Я написала Лелю прекрасное письмо, в котором рассказала, как он прекрасен на пионерских сборах, как я мечтаю о нем по ночам, объяснила, что буду любить его всю жизнь, и назначила свидание. 
   Хотя это и была игра, но игра воображения, репетиция подлинного чувства, и руки у меня по-настоящему дрожали, когда я отдавала Лелю свое послание. Лель оказался примитивным прагматиком, он не принял предложенной игры, а просто-напросто отнес мое послание Раисе Рувимовне. 
   Раиса Рувимовна попыталась прочесть мне лекцию о женской гордости и о том, что женщине не пристало первой объясняться в любви, но я упрямо твердила, что Татьяна первая написала Онегину. Последовал вызов в школу моих родителей и страшный 
бенц по поводу моей ранней сексуальности. Мама выдержала эту атаку стоически. Ей вообще приходилось посещать школу достаточно часто, но, надо отдать ей справедливость, она меня понимала, и я не боялась рассказывать ей все, как есть. Она 
любила повторять еврейскую пословицу: «Дер эмес ист ди бесте швиндель» - «Правда есть самая лучшая ложь», - и всегда доказывала это своей реакцией на мои поступки. Между прочим, образ Леля Викслерчика начисто выпал из моей памяти, вытеснился прямо по Фрейду, не осталось ничего, кроме имени. 
    Мне, конечно, очень нужно было что-нибудь для самоутверждения, какая-нибудь компенсация, и я ее получила. Нас повели на балет, смотреть «Раймонду». Мы с Петькой сидели в четвертом ряду и были объединены сопереживанием, 
поэтому мы и в антрактах не отходили друг от друга. Когда спектакль кончился, мы вместе пошли в раздевалку. И тут ко мне подошел Женька Пакуль и прошептал прямо в ухо: «Отделайся от Петьки, а я отделаюсь от Ирки, мне надо с тобой поговорить. Я 
буду ждать тебя на Сумской». Сердце мое дрогнуло от предчувствия. Не помню, как мне удалось отделаться от Петьки, но как только я осталась одна, около меня появился Женька. Он утащил меня в сторону, и мы притаились за фасадом театра, пережидая, пока пройдет публика. Только когда около театра не осталось ни души, мы с Женькой вышли на Сумскую. Он протянул мне большой сложенный лист бумаги, на внешней стороне которого было старательно написано: «Характеристика на ученицу третьего 'Б' класса Шуру В.». 

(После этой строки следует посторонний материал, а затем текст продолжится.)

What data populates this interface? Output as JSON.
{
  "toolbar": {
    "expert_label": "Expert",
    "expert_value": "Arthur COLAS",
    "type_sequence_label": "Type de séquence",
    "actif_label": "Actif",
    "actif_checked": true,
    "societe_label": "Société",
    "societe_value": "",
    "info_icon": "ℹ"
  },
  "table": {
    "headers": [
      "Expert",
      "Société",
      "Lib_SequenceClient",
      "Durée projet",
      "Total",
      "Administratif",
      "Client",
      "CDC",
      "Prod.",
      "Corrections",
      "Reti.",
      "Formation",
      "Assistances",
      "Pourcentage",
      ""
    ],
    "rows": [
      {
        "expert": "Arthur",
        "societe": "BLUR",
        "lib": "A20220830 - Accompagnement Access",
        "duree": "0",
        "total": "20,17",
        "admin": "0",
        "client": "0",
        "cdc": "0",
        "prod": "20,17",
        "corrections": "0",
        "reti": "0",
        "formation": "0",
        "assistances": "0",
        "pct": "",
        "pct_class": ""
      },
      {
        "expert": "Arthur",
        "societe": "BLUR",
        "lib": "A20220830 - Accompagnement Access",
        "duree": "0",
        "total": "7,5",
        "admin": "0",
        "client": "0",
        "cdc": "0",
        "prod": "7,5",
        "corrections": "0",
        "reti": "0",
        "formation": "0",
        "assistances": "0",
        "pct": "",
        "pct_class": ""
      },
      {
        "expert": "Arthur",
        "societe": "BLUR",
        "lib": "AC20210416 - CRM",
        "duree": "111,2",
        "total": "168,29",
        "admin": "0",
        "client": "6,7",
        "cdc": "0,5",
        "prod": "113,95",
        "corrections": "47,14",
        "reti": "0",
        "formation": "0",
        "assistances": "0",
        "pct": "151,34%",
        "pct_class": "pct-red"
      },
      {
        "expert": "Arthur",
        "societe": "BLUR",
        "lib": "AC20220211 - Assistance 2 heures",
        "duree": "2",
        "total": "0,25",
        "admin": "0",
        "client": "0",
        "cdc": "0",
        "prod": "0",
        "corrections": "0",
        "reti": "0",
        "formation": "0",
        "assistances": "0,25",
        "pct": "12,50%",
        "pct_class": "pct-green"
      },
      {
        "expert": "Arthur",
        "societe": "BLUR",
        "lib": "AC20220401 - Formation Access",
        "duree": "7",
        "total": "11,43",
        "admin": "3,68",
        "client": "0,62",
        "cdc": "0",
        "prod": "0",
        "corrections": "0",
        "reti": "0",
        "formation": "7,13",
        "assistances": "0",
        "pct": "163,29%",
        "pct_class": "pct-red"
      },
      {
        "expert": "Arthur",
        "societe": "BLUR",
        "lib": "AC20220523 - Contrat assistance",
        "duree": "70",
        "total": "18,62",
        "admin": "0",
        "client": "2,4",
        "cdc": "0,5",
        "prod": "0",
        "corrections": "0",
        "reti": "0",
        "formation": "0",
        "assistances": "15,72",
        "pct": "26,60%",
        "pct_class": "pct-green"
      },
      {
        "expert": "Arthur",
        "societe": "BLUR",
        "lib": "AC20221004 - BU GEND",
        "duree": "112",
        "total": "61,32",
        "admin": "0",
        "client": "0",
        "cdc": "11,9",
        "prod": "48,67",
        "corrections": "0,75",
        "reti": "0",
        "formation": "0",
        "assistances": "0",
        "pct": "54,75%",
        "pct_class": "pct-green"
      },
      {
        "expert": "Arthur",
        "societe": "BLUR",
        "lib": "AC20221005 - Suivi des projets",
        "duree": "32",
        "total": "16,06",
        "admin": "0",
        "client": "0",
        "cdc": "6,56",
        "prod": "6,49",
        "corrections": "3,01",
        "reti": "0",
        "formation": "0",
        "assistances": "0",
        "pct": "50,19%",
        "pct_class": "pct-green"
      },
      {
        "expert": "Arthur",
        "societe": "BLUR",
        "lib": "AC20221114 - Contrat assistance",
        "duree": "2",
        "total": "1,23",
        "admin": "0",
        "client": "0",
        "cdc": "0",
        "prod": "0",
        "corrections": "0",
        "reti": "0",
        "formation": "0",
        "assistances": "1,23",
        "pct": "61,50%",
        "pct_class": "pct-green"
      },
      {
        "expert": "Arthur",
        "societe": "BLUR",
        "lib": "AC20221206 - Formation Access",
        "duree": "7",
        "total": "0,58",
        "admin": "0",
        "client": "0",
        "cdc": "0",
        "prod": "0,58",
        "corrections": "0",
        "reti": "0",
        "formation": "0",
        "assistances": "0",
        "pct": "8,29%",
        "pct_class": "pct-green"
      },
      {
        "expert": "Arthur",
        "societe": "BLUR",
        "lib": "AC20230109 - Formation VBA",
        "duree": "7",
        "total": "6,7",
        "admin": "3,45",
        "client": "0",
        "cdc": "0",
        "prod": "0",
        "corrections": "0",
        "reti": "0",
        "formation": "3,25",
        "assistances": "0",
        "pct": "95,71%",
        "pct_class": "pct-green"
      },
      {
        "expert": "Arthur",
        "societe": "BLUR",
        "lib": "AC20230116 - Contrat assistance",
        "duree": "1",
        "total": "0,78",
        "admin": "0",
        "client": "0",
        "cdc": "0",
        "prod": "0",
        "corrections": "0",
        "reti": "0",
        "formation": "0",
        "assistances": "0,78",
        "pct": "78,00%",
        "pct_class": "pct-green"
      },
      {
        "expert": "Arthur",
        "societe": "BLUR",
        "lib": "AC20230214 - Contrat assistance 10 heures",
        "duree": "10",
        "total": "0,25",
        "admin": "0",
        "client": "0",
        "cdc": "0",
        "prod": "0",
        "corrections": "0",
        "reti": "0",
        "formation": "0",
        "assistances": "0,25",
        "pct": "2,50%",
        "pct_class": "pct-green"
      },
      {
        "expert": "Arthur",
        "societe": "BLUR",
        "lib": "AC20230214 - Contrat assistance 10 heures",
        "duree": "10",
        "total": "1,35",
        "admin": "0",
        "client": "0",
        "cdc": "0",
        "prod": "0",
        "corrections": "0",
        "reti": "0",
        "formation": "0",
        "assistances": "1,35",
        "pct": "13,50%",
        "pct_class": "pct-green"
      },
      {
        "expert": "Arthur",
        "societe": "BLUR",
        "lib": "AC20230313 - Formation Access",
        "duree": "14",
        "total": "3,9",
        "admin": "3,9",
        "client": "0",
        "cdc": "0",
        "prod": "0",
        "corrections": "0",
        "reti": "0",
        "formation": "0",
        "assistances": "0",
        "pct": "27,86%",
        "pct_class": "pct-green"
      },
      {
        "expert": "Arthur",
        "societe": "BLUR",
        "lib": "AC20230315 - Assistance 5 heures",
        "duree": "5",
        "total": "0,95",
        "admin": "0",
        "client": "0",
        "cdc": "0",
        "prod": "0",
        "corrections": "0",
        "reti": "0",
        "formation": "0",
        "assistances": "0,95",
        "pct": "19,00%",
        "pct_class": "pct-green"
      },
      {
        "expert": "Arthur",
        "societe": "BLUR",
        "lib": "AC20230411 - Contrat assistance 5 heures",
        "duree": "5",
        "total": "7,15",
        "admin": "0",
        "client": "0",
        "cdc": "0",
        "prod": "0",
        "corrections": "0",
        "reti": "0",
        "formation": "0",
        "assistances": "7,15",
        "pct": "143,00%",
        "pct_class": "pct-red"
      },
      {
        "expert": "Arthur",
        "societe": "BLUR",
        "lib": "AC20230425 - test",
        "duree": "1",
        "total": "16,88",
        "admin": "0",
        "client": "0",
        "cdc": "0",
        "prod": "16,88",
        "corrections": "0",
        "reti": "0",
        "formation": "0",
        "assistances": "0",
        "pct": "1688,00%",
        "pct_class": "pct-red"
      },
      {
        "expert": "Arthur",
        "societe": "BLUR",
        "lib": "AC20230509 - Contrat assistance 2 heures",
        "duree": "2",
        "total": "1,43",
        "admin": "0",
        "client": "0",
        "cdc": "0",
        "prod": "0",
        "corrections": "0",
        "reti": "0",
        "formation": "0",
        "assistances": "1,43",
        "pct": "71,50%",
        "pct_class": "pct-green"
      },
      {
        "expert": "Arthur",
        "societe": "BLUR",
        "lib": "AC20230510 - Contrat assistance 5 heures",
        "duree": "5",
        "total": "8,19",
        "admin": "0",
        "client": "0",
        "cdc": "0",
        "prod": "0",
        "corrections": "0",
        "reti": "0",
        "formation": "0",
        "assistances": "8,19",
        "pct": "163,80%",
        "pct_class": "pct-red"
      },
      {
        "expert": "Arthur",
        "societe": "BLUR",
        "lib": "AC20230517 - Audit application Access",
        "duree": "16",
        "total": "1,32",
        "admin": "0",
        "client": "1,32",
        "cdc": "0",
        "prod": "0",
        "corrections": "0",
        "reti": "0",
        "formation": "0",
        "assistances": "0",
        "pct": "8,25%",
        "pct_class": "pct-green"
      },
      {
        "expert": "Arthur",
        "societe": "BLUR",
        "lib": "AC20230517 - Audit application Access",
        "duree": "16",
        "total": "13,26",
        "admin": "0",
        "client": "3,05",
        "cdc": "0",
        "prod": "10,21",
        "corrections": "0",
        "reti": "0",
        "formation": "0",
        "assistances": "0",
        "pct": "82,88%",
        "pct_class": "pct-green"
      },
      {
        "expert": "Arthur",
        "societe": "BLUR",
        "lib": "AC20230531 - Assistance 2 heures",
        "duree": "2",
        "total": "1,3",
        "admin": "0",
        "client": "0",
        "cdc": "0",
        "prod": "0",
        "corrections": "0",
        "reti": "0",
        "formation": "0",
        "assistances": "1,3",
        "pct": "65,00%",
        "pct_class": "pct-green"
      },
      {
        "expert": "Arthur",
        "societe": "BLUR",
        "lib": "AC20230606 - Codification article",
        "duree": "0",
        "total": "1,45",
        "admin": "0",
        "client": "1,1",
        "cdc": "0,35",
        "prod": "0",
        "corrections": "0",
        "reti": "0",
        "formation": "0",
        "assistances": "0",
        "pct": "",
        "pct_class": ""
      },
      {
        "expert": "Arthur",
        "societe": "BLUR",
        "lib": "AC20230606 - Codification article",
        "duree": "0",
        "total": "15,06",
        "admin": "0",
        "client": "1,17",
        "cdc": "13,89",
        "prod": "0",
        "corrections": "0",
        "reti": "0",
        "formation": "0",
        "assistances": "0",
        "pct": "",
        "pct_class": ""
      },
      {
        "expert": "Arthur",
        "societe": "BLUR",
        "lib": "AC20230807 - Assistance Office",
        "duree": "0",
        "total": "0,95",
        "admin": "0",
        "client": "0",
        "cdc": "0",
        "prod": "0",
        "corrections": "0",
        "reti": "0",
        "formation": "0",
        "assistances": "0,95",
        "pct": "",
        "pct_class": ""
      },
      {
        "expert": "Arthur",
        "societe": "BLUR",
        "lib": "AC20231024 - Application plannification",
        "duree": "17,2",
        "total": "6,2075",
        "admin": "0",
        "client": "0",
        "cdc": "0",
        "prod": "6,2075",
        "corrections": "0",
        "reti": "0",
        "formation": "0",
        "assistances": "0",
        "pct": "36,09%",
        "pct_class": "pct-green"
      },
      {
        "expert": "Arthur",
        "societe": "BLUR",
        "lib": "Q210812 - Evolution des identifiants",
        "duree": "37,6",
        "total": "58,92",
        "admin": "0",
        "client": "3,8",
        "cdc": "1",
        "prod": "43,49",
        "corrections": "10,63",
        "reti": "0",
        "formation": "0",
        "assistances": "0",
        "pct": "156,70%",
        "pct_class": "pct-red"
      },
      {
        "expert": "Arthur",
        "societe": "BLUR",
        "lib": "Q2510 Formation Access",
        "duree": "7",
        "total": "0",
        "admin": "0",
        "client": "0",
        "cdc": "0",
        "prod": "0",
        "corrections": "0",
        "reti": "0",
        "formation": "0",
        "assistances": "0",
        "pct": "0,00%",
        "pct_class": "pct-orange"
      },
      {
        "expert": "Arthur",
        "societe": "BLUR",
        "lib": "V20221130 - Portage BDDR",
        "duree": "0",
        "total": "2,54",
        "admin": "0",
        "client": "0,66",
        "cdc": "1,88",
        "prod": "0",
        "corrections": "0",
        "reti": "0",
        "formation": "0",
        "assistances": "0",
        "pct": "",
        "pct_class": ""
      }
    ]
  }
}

   «Подожди, прочтешь, когда я перебегу на ту сторону. А потом меня позовешь», - сказал Женька и так сильно покраснел, что под краской исчезла даже густая сеть веснушек. 
   Характеристика начиналась, как положено, описанием моих учебных достижений и общественного моего лица (как ни странно, все стандарты по написанию характеристик уже были сформированы и известны даже ученикам начальной школы). Но дальше Женька отошел от канонов и стал писать о том, какая я умная, начитанная, и как ему со мной интересно, и, главное, какая я честная и справедливая. (Такой характеристики на меня больше уже никто и никогда не написал!) Кончалась характеристика совсем оригинальным образом: «Хотя Ирка Марзан красивая, а Шурка не очень, потому что толстая и с родинкой на носу, люблю я все-таки Шурку». 
   Я сложила листок и кликнула Женьку. Он мгновенно перебежал через улицу и очутился около меня. «Отдай», - сказал он и протянул руку к характеристике. «Нет», - ответила я и спрятала листок за пазуху. Потом взяла его за руку: «Пошли?» В ответ Женька наклонился, поцеловал меня куда-то в район глаза и убежал с невероятной скоростью. 
   Сейчас, потихоньку вытаскивая из памяти свои школьные годы, я все время думаю о том, какой же серьезной, насыщенной духовной жизнью живут дети и как далеки от ее понимания взрослые. Детская жизнь выступает перед нами, взрослыми, только своими внешними проявлениями, и потому кажется нам примитивной и часто нелогичной и проявления эти часто говорят о сути происходящего еще меньше, чем вершина айсберга о том, что скрыто под водой. Отсюда и примитивность многих произведений о детях и особенно для детей. Невольно начинаешь думать, что у авторов не было детства или они напрочь забыли о нем. Иначе как могли бы появиться на свет нравоучительные 
сказочки Осеевой о волшебном слове или синих листьях и многочисленные телефильмы о кретинах в пионерских лагерях, в которых вместо серьезного анализа нравственных коллизий лезут с экрана прописные истины, усвоенные детьми еще в ясельном возрасте? Чтобы писать книги для детей, обязательно нужно помнить свое детство, и не только логической, но и эмоциональной памятью, помнить не факты, а мысли и чувства. Вот так, как их помнил Кассиль, когда писал «Кондуит» и 
«Швамбранию», или авторы «Республики ШКИД». То, что дети умеют глубоко и серьезно чувствовать, решая собственные проблемы, позволяет им воспринимать подлинное искусство даже там, где оно, казалось бы, совсем недоступно им по содержанию, и отличать его от поделок. 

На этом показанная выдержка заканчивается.